I watch the door close behind them, and I think about what it means to have people in your life you can speak to without speaking.
People who know the weight of what you're carrying without being told.
People who show up, stay and leave at exactly the right moment.
And they never make you explain any of it.
I grew up in a world full of people but I was always alone in it.
I don't want to be alone anymore.
I want this— the family that shows up, the dog sleeping between other dogs, the man standing behind me with his hand on my shoulder, the mountains outside the window, all of it — for the rest of my life.
"Sit," Rio gestures toward one of the couches. I happily let myself fall into the lush, overstuffed cushion. It envelops me like a hug.
He goes to the kitchen and moments later comes back with two mugs of tea. But the world isn't ready for us to be cozy yet.
Rio's phone rings just as he sits beside me. He pulls it from his pocket. "It's Enzo."
He answers it on speaker and drops it on the coffee table in front of us. "Tell me some good news."
Enzo jumps into it without preamble. "I called Murdock on your drive up to Sacramento, told her about Delilah's testimony, the passports, and some existing DEA surveillance on Iron Covenant's meth operation we managed to flag on the system. She was interested but said it wasn't enough."
My shoulders drop. Shit.
"I said I need good news, hermano," Rio says, looking at me.
“So impatient,” Enzo chides. “Thankfully, Anton called and updated us from Luther’s after everything went down.
Marcus taking out Luther?
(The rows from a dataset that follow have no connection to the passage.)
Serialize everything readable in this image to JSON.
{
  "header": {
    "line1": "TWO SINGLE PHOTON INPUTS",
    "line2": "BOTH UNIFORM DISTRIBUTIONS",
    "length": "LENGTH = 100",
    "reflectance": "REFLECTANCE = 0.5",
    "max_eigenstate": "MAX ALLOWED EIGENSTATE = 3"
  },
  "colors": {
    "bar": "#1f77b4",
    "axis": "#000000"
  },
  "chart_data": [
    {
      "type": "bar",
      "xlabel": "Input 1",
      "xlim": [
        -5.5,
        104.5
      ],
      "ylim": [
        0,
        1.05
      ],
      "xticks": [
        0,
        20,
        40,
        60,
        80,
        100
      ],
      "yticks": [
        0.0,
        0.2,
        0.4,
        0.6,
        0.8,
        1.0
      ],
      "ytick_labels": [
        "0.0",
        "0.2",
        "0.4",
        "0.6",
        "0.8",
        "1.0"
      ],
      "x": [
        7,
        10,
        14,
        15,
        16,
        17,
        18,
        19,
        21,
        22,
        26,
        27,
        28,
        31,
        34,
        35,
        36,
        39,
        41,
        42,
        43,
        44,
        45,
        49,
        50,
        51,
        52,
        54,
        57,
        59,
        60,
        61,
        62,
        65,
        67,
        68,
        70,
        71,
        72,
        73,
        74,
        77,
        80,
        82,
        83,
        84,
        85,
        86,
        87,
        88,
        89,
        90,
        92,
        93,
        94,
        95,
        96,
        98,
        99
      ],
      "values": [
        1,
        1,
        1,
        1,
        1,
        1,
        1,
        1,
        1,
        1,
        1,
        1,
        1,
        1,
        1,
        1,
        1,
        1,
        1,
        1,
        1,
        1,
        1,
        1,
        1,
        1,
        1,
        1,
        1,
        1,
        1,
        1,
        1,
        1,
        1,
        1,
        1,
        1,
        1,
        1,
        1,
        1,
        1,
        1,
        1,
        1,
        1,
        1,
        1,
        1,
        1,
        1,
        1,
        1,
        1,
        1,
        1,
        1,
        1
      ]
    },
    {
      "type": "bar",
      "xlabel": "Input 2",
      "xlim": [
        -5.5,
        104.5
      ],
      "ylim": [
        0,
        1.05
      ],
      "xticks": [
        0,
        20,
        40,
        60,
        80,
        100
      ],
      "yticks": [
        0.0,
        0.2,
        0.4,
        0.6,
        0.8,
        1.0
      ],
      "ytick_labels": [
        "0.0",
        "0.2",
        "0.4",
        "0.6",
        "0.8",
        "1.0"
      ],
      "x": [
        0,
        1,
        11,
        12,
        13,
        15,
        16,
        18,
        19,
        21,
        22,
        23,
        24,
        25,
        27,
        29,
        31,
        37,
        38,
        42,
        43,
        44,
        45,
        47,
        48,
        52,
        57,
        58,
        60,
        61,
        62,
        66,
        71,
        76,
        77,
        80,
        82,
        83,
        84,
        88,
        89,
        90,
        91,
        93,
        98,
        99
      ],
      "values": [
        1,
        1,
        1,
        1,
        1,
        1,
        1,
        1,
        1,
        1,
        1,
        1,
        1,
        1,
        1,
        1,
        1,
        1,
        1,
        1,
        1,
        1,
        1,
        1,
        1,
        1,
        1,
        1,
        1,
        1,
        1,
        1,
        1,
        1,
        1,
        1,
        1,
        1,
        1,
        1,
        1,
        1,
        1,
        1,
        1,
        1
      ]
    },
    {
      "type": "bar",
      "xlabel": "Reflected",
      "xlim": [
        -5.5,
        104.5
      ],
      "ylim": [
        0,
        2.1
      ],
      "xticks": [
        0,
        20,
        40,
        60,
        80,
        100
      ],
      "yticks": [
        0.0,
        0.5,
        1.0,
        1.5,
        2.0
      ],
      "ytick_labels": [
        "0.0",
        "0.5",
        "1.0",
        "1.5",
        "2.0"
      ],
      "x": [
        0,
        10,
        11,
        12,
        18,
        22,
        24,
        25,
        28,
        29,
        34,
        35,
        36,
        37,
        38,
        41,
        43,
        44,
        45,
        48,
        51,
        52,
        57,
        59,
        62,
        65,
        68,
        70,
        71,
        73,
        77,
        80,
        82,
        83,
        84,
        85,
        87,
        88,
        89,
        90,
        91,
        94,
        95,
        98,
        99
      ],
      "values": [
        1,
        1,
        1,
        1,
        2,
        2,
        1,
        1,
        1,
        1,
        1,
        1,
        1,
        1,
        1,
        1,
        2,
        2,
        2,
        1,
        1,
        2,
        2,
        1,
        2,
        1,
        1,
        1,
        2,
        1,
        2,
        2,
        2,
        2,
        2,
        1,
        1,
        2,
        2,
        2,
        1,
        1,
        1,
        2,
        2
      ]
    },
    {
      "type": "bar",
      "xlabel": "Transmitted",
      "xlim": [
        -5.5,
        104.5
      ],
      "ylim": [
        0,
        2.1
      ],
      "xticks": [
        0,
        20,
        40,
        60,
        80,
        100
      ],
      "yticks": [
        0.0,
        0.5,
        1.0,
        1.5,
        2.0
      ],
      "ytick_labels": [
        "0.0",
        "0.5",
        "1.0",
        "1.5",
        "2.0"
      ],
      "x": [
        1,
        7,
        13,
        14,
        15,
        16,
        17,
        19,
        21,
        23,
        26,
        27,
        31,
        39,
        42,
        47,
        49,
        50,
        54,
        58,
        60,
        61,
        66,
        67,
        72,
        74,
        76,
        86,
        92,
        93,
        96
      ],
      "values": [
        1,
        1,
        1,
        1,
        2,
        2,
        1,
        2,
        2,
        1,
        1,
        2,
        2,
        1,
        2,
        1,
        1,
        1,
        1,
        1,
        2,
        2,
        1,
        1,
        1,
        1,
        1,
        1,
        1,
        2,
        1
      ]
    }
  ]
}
His arrest tonight?
That changed things and cracked it all open for investigation.
I called Murdock back, and she took it to a federal judge.
Trafficking, meth, murder. Warrant issued. "
I lean toward the phone sitting on the coffee table. "What does that mean for Beatriz and Isabel?”
He continues. “Both addresses will be under federal surveillance in a couple of hours. Visuals on our end suggest nothing has changed. I suspect with the boss in jail, decisions will be slow."
Rio watches me as we listen to the rest of Enzo’s news.
"Iron Covenant doesn't know the full picture yet. Without Marcus giving orders, nobody's making that call tonight. Hopefully, we’ll shut this all down really soon.”
Relief moves through Rio's expression. "Good," he says. "That's good."
"How are you, Delilah?" Enzo asks. "I wish we could have gotten there before you were hurt."
I sigh. “I think my plan was better."
“Tough as it was, I’ll give you that,” Enzo says. "Well, I'll leave you two alone. You must be exhausted. We’re heading back for a few hours of sleep, too. Tomorrow we’ll need to redo our work with legal timestamps."
He and Ava gave everything to this. To me. To women they'd never met.
"Thank you, Enzo. Thank you so much." Tears prick the corners of my eyes.
"Everyone has you to thank, Delilah. You’re the real hero. I just did my job,” he hangs up before I can protest again.
Rio and I settle into the couch. He wraps his arm around me, and I let myself sink into it.